BY FRED POLLOCK
The technology boom that pushed first-year associate salaries to $125,000 is nothing but a faint memory. Forget about the halcyon days when loss-generating start-ups spent $2 million on Super Bowl ads featuring sock puppets and Harvard Law students juggled fifteen summer associate offers. Face the truth that law firms, especially the larger ones where most Harvard students begin their careers, may be strangely managed and at times resemble collegial professional associations, but they remain at their core profit-maximizing businesses. What does this mean for you? Summer classes will be bigger than last year.
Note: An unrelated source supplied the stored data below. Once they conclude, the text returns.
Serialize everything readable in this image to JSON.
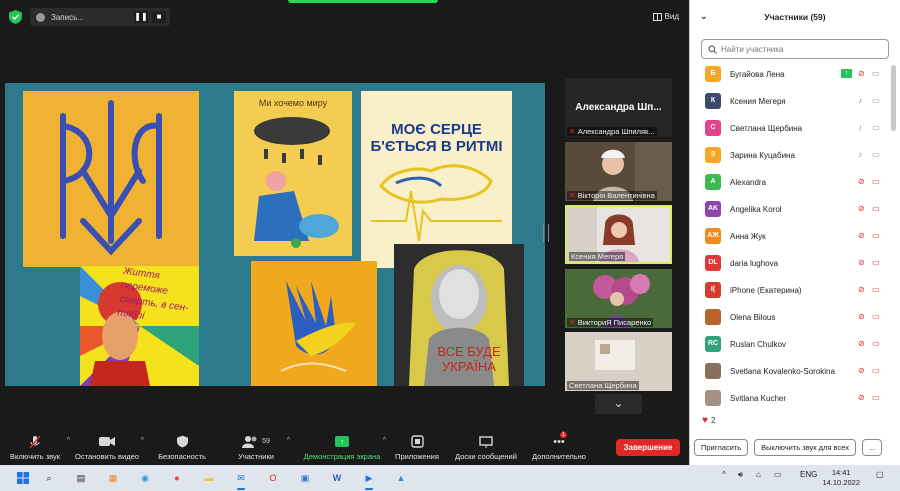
{
  "top_bar": {
    "recording_label": "Запись...",
    "pause_icon": "❚❚",
    "stop_icon": "■",
    "view_label": "Вид"
  },
  "posters": {
    "p2_title": "Ми хочемо миру",
    "p3_title": "МОЄ СЕРЦЕ Б'ЄТЬСЯ В РИТМІ",
    "p4_title": "Життя переможе смерть, в сен-тябрі",
    "p6_title": "ВСЕ БУДЕ УКРАЇНА"
  },
  "thumbnails": [
    {
      "big": "Александра  Шп...",
      "name": "Александра Шпиляк..."
    },
    {
      "name": "Вікторія Валентинівна"
    },
    {
      "name": "Ксения Мегеря"
    },
    {
      "name": "ВикториЯ Писаренко"
    },
    {
      "name": "Светлана Щербина"
    }
  ],
  "toolbar": {
    "mute": "Включить звук",
    "video": "Остановить видео",
    "security": "Безопасность",
    "participants": "Участники",
    "participants_count": "59",
    "share": "Демонстрация экрана",
    "apps": "Приложения",
    "whiteboard": "Доски сообщений",
    "more": "Дополнительно",
    "more_badge": "1",
    "end": "Завершение"
  },
  "panel": {
    "title": "Участники (59)",
    "search_placeholder": "Найти участника",
    "participants": [
      {
        "initials": "Б",
        "name": "Бугайова Лена",
        "color": "#f5a623",
        "sharing": true,
        "mic_off": true,
        "cam_off": false
      },
      {
        "initials": "К",
        "name": "Ксения Мегеря",
        "color": "#3d4a6b",
        "sharing": false,
        "mic_off": false,
        "cam_off": false
      },
      {
        "initials": "С",
        "name": "Светлана Щербина",
        "color": "#e0458b",
        "sharing": false,
        "mic_off": false,
        "cam_off": false
      },
      {
        "initials": "З",
        "name": "Зарина Куцабина",
        "color": "#f5a623",
        "sharing": false,
        "mic_off": false,
        "cam_off": false
      },
      {
        "initials": "A",
        "name": "Alexandra",
        "color": "#3fb950",
        "sharing": false,
        "mic_off": true,
        "cam_off": true
      },
      {
        "initials": "AK",
        "name": "Angelika Korol",
        "color": "#8e44ad",
        "sharing": false,
        "mic_off": true,
        "cam_off": true
      },
      {
        "initials": "АЖ",
        "name": "Анна Жук",
        "color": "#f28b1f",
        "sharing": false,
        "mic_off": true,
        "cam_off": true
      },
      {
        "initials": "DL",
        "name": "daria lughova",
        "color": "#e03838",
        "sharing": false,
        "mic_off": true,
        "cam_off": true
      },
      {
        "initials": "I(",
        "name": "iPhone (Екатерина)",
        "color": "#d63a2e",
        "sharing": false,
        "mic_off": true,
        "cam_off": true
      },
      {
        "initials": "",
        "name": "Olena Bilous",
        "color": "#b9642a",
        "sharing": false,
        "mic_off": true,
        "cam_off": true
      },
      {
        "initials": "RC",
        "name": "Ruslan Chulkov",
        "color": "#2fa37a",
        "sharing": false,
        "mic_off": true,
        "cam_off": true
      },
      {
        "initials": "",
        "name": "Svetlana Kovalenko-Sorokina",
        "color": "#8a6f5a",
        "sharing": false,
        "mic_off": true,
        "cam_off": true
      },
      {
        "initials": "",
        "name": "Svitlana Kucher",
        "color": "#a89080",
        "sharing": false,
        "mic_off": true,
        "cam_off": true
      }
    ],
    "reaction_count": "2",
    "invite": "Пригласить",
    "mute_all": "Выключить звук для всех",
    "more": "..."
  },
  "taskbar": {
    "lang": "ENG",
    "time": "14:41",
    "date": "14.10.2022"
  }
}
First, witness a bit of recent history. Large firms were generally slow to react to the economic recession in 2001. Summer classes in 2001 were ridiculously large. For many firms, 2002 was even worse. Offers had been made in the fall of 2000 and 2001, when optimists continued to believe the economic doldrums would soon end. They didn’t and law students, seeing other traditional avenues such as investment banking and consulting blocked by a mass of their unemployed college mates, accepted those summer associate offers at record rates.
With too many associates and workloads falling faster than 401(k)s, the fall 2002 hiring season was bound to be tough. The poor situation was exacerbated when law firms made the conscious decision to avoid layoffs. Not every firm did and a few firms went under. A few accepted the public relations fallout and made rather public layoffs. A duplicitous few chose the more personally devastating tactic of enhanced performance reviews.
Most firms made the conscious decision to hire fewer lawyers in the future to bring staffing in line with the decreased workload. Some moved early to close the gates like Dewey Ballantine, shrinking the 2002 summer classes. Others waited too long and were forced to take draconian measures with the 2003 summer classes. The most extreme examples being Milbank, Tweed, Hadley & McCloy and Sullivan & Cromwell, which cut their 2003 summer classes by 55%. Milbank went from 71 in 2002 to 32 in 2003. S&C fell from 110 to 50.
On the bright side, this year the economy is no worse than last and the stock market is up. In the second quarter of this year, GDP grew by 3.1% compared to 1.3% in the same quarter last year or -1.6% during the recession-plagued quarter in 2001. The stock market is faring well. Don’t get too excited though because most of the incremental economic growth has been the result of increased defense spending. The stock market’s rise hasn’t significantly raised the number of initial or secondary public offerings, nor has it stimulated a rebound in the level of mergers and acquisitions activity. On the sadistically bright side, litigators and bankruptcy specialists remain busy sorting out the messes that were easily concealed during the boom era when stocks only went up and cautious behavior only cost investors money.
The good news is that large law firms have cut as deep as they can afford to go without creating a serious risk of being understaffed when the economy heats up again. Large firms learned this lesson after the recession of the early 1990s. It simply costs too much in terms of opportunity cost and out-of-pocket expense to build up a practice once the economy and workload are rapidly expanding. The bad news is that while most firms have adjusted to the slowed economic environment, the prolonged slowdown will expose the weakness of others.
Recruits will need to be more discerning than ever in assessing the financial condition and workloads of their target legal employers. A good place to start is the American Lawyer 100 and 200. The exact figures are disputable, but if the revenue per lawyer, the profit per partner, or the profitability index have decreased dramatically without a good explanation, such as the termination of a stream of contingency payments, then one should be weary. Another vital source of information is this year’s summer class. Don’t worry so much about the workloads of the summer associates, which is more a function of firm culture than anything else. Instead, inquire as to the workload of the younger associates. Be advised that during this recruiting season the spoils will go to those with the best information. Happy hunting.